5 Ağustos 2023

Şiddetin görünmeyen yüzü

Fotoğraf: Emirhan Durmaz/Evrensel

            Doktorlara şiddet, en son olarak da bir veteriner hekime şiddet, silahlı dükkan baskınları gibi sıklaşan toplumsal olaylar giderek önünün alınmasının olanaklı olmayacağı gibi bir düşüncenin yaygınlaşmasına yol açmaktadır. Fakat tüm olumsuz gelişmelere rağmen ne yasama organından, ne de yasanın uygulayıcıları konumundaki yargı organlarından halkın tereddüdünü giderecek etkili bir adım da görülmektedir. Toplumun aile yaşamına kadar kendinde müdahale yetkisini gören siyasi liderler de ne hikmetse bu konuda lanetleyici tek bir sözcük dahi etmemektedir. Bu durumda meseleye başka bir gözle bakmanın gerekli olduğu kanasındayım.

            Peki, şiddet nedir, hangi olay şiddet olarak algılanır, kim kime hangi yöntemlerle müdahale ettiğinde şiddet söz konusu olur gibi sorularla şiddet olgusunu farklı açılardan ele alarak, olayı yerli yerine oturtmak ve toplum üzerinde ne tür bir şiddet politikası uygulandığını irdelemek istiyorum.

            Hemen ilk cümlede şunu söylemem gerekir ki, şiddet olgusunu salt taraflar arasında görünen kavga olayına bağlamamak gerekir. Kavga, şiddet olgusunun en basit ve görünür halidir. Şiddet olgusu, bir tarafın diğer tarafı haklı dahi olsa, çirkin tavırla, sözlü ve nihayet fiziki müdahaleye varana dek çeşitli yollarla baskı altına alma eylemidir.
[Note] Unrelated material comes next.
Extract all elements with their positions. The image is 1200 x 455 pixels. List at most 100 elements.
O nedenle, kavga görüntüsüyle yaşanan şiddet olayında kendini savunan kişinin karşı tarafa müdahalesi, hatta yaralayıcı eylemde bulunması dahi, denklik kuralını aşmamak kaydıyla, şiddet olarak nitelenemez. Göz önüne almamız gereken şu olay da ihmal edilmemelidir, o da şiddet olayının salt iki insan ya da taraf arasında olmasının gerekmediği; bir toplumda bir kesimin diğer kesim üzerinde kurduğu baskı da örtülü şiddettir. Teorik açıklamalarla çok daha farklı açılımlarından söz edilebilecek şiddet olayını, yazı alanımız itibarıyla, amacımıza yeterli düzeyde olarak bu kadarla kapatalım.

            En yaygın ve tüm topluma yönelik örtülü şiddet türü hükümet organının kendisini devlet katına yükselterek, devletsel erkleri hükümet ya da başkan olarak emri altına almasıdır. Bu durum siyasal erkin tüm toplum üzerine uyguladığı en güçlü ve yaygın şiddet türüdür. Günümüz siyaset alanında, çağdaş toplumlarda geçerli usulüne uygun başkanlık sistemine dahi uymayacak şekilde tüm kamu organlarının parti organı gibi çalıştırılmaları topluma yönelik kimi zaman örtülü, çoğu zaman da açık şiddettir. Bu tür uygulama ile yönetimde yapılan atamalarda liyakatin aksine yandaşlık uygulamasının yapılması parti zihniyetinin tüm topluma dayatılması anlamında çok net bir şiddet uygulamasıdır. Yargı sisteminin siyasi mahkumlarla, hatta tek bir cümle ile dahi olsa iktidarın bir yönünü eleştiri odağına koyanlarla ne kadar ağır suç işlerse işlesin adi suçlular arasında, birincisi aleyhine ayırım yapması aleni şiddettir. Adalet sistemine ve uygulamasına, yoğun siyasi baskı altında olduğu düşüncesiyle güvenilmemesi, tüm topluma uygulanan yaygın baskı ve şiddettir.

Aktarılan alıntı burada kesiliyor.